Configuring external authentication with GSuite
Configuring external authentication with Azure
Student login experience
When students attempt to join a Zoom meeting, they will receive a prompt that this meeting is only for authorized attendees. They can click Sign In to Join to continue.
They will then be redirected to a web browser to sign in via SSO with the school's SSO provider. After signing in, they will be joined in to the meeting with the correct name and email address.
Frequently asked questions
Will Breakout Rooms work if my students do not have Zoom accounts?
Yes, you can still use Breakout Rooms as usual. If you would like to pre-assign students to Breakout Rooms, you will need to upload a CSV file with the details .

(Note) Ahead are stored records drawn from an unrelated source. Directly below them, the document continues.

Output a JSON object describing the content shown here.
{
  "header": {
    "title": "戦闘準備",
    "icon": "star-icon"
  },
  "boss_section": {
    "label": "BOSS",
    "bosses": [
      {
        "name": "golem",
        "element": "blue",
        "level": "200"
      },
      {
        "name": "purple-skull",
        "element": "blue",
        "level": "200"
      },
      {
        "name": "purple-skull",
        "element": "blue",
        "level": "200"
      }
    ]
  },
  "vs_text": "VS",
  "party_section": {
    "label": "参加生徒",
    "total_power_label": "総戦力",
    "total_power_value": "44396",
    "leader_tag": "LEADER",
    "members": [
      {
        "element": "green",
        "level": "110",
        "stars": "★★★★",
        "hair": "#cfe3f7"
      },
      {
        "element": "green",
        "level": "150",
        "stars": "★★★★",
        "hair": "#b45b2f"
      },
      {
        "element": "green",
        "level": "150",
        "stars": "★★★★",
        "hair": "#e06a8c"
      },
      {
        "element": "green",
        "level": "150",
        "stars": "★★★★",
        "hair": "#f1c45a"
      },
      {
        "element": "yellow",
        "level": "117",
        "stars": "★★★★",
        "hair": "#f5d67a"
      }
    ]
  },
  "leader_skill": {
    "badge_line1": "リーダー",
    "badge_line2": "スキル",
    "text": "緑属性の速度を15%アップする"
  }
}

Will my guest speakers or teacher be able to join a meeting?
Any external guests will not be able to join the meeting unless that specific party has an authorized account in your SSO Identity Provider.
How is this different from standard Zoom/SSO Authentication?
This is authenticating users upon joining a meeting and does not create a Zoom account.
Can I use the same SSO configuration as my Zoom account?
No, this must be set up as a different SAML application in your identity provider.
Can I pull a report of the students and have accurate attendance information?
Yes, all student’s names will be documented accurately with their associated email address.
Can students change their names?
If you do not want your students to change their names, you can turn off the setting Allow participants to rename themselves at the user, group, or account level. If students are allowed to change their names and do change them, it will not reflect the new names in the attendance report.
Does this require participants to have a valid Zoom account?
No, meeting participants do not need to have a valid Zoom account.